Lo stesso Bazzoni, figlio di un artigiano mobiliere trapiantato dalla
Toscana a Milano, gode del sopraggiunto benessere: nel suo studio
progetta abitazioni, fabbriche, villette, edifici anche importanti per il
Comune di Milano. Fonda e dirige «Architettura cantiere. Rivista di architettura tecnica ed industria edilizia», dedica una monografia al laterizio. Raggiunti i quarant’anni, è nato nel 1922, dovrebbe sentirsi un professionista «di successo», cogliere l’ebrezza del boom. Eppure è inquieto.
Coltiva la passione, nata ai tempi del Politecnico, dove ora tiene un corso di Composizione Architettonica, per l’architettura ‘minore’ o spontanea, per le tecniche di costruzione. La Triennale del 1951, l’anno in cui
si è laureato, è dedicata all’architettura spontanea, riannodandosi alle
ricerche d’anteguerra sull’architettura rurale di Giuseppe Pagano.

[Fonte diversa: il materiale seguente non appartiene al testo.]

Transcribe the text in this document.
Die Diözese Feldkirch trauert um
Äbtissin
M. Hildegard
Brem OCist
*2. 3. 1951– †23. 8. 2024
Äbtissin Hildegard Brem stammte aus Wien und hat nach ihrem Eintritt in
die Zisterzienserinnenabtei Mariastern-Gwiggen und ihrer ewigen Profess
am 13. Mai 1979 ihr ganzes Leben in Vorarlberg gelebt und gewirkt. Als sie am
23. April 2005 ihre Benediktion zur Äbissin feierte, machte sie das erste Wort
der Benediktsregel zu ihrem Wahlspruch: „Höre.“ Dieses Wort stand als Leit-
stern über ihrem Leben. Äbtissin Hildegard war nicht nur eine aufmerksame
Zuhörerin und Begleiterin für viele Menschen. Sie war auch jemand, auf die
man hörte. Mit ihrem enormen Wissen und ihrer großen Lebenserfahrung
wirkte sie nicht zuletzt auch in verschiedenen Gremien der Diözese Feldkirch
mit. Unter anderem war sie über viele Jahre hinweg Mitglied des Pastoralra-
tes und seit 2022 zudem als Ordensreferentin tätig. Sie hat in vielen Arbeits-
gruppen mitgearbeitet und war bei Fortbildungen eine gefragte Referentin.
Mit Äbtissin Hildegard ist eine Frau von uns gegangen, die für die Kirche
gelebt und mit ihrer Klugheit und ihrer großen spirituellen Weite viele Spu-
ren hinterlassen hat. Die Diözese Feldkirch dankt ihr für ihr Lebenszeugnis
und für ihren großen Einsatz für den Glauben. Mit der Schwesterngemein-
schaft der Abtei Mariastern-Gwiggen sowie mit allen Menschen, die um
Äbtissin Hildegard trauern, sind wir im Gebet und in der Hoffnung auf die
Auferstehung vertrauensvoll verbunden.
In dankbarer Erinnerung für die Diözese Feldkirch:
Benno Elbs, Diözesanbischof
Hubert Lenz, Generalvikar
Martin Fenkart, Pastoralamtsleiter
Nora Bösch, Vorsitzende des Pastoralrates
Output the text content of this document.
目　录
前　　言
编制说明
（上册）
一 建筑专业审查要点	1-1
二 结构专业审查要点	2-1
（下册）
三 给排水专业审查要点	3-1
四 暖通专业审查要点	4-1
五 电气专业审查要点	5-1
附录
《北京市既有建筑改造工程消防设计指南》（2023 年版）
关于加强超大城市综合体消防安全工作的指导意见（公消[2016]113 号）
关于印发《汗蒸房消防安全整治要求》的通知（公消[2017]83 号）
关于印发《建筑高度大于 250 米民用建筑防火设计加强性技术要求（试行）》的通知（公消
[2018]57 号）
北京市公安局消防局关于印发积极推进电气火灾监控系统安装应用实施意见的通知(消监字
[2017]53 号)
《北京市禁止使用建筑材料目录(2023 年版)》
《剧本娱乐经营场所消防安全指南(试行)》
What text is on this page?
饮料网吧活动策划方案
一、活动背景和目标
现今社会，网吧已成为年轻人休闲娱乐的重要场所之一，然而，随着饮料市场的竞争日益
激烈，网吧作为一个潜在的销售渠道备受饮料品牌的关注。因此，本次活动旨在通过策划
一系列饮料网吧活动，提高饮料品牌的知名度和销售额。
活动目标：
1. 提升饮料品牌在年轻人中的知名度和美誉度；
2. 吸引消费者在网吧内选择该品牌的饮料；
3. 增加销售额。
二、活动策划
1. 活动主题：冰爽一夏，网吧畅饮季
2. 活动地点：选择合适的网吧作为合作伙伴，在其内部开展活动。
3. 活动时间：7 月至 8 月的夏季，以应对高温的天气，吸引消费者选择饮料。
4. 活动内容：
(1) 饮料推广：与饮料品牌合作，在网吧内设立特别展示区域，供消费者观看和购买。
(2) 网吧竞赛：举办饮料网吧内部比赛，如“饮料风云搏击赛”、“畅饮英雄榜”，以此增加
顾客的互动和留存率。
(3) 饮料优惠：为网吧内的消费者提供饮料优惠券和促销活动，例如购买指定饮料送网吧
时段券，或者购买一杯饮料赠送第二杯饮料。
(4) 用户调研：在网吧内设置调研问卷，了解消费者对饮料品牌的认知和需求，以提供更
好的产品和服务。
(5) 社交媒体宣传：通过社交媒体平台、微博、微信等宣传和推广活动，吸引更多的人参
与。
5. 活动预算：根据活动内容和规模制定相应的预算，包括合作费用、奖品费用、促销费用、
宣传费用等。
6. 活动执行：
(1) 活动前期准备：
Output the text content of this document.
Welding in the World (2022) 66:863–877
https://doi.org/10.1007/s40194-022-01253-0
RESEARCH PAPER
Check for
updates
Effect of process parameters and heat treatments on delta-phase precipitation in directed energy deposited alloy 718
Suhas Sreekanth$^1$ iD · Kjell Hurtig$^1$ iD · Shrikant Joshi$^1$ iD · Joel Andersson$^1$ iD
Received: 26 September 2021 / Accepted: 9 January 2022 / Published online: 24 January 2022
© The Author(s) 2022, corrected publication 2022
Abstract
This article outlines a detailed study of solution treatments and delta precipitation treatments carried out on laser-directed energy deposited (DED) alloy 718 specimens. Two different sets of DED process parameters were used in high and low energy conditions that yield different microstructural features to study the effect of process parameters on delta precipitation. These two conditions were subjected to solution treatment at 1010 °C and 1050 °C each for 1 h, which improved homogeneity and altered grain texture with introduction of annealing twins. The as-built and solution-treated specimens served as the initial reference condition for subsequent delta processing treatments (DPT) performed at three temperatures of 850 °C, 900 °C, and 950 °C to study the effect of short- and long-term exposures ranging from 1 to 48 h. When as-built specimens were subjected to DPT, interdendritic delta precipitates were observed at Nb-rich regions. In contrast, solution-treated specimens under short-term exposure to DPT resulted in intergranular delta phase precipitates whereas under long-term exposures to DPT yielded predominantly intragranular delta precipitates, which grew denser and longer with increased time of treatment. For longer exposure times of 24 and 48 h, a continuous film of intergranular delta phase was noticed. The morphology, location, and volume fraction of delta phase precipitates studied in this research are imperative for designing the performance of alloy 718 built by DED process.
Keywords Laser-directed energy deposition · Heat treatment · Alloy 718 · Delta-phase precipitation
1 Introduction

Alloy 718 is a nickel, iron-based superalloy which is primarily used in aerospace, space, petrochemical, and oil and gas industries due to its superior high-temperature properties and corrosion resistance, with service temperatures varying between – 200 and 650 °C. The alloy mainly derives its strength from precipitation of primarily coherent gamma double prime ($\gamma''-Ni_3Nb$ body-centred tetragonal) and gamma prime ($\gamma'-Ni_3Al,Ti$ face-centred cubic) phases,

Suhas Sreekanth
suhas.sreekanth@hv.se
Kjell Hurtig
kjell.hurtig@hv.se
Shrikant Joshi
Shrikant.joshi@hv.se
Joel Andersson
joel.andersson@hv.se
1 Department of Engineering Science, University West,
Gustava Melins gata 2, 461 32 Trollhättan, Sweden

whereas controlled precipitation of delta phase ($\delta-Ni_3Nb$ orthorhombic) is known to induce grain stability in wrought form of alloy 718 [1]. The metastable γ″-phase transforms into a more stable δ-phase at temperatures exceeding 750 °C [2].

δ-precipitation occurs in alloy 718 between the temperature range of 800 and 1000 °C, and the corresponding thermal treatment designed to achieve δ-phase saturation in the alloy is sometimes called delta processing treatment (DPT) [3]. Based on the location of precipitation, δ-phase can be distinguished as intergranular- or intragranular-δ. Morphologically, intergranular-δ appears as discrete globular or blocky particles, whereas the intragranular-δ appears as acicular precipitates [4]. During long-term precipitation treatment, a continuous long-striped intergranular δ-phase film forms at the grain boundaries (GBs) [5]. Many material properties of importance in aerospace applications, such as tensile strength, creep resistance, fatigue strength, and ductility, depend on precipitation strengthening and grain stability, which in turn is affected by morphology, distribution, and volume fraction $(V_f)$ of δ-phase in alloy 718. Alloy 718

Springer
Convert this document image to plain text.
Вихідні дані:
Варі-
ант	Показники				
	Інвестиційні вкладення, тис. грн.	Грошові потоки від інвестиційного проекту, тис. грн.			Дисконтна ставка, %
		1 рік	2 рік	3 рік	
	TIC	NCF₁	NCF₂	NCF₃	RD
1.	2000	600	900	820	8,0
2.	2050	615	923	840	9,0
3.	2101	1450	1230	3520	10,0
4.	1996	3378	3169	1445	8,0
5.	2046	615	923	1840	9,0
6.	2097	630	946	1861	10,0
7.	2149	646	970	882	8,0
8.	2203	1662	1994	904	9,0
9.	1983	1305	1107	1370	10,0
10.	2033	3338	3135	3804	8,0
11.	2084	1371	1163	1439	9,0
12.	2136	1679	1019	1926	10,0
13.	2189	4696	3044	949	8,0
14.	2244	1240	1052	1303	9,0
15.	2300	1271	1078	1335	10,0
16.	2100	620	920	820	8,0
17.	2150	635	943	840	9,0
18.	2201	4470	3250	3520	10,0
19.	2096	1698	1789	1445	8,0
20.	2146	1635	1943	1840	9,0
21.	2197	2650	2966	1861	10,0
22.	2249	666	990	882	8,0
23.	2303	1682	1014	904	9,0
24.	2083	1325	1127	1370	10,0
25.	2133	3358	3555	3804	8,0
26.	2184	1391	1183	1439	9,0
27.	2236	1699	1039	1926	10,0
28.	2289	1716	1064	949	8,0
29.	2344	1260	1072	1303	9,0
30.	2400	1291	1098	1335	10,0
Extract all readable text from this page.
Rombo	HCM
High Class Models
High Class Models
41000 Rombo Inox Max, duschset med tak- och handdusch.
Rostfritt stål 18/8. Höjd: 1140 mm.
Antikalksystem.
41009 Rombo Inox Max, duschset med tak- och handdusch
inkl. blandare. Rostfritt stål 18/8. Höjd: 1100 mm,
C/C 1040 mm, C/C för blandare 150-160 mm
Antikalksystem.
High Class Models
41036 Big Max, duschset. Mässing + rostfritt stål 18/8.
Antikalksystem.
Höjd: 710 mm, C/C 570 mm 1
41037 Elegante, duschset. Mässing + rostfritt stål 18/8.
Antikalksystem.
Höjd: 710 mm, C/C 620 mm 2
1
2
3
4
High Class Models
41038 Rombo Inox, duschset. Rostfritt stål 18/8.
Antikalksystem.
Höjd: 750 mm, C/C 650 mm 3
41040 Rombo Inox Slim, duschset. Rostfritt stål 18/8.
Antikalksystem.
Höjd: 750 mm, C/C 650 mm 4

Bazzoni perlustra e fotografa l’Italia alla ricerca di tracce del passato, sia
quello illustre dell’epoca romana, sia esempi anche modestissimi di architettura rurale: lo colpisce un basamento, l’utilizzo del legno nelle valli
del Nord, le casupole contadine costruite con estrema perizia, che, con
nomi diversi, sono sparse lungo tutta la Penisola. Il suo è uno sguardo
‘milanese’, di un architetto che ha abbracciato le idee del Movimento
moderno, che vive nella città che trascina il resto del Paese verso la
modernità. Si rende conto però, e sono veramente pochissimi in quel
momento a comprenderlo, che la sua generazione è l’ultima che vedrà
un’Italia ‘virgiliana’, che un patrimonio inestimabile è in via di estinzione.
Ha letto i libri di Roberto Pane, l’architetto napoletano che sta fotografando e censendo gli stessi edifici nell’Italia meridionale, e ora vorrebbe
fare qualcosa.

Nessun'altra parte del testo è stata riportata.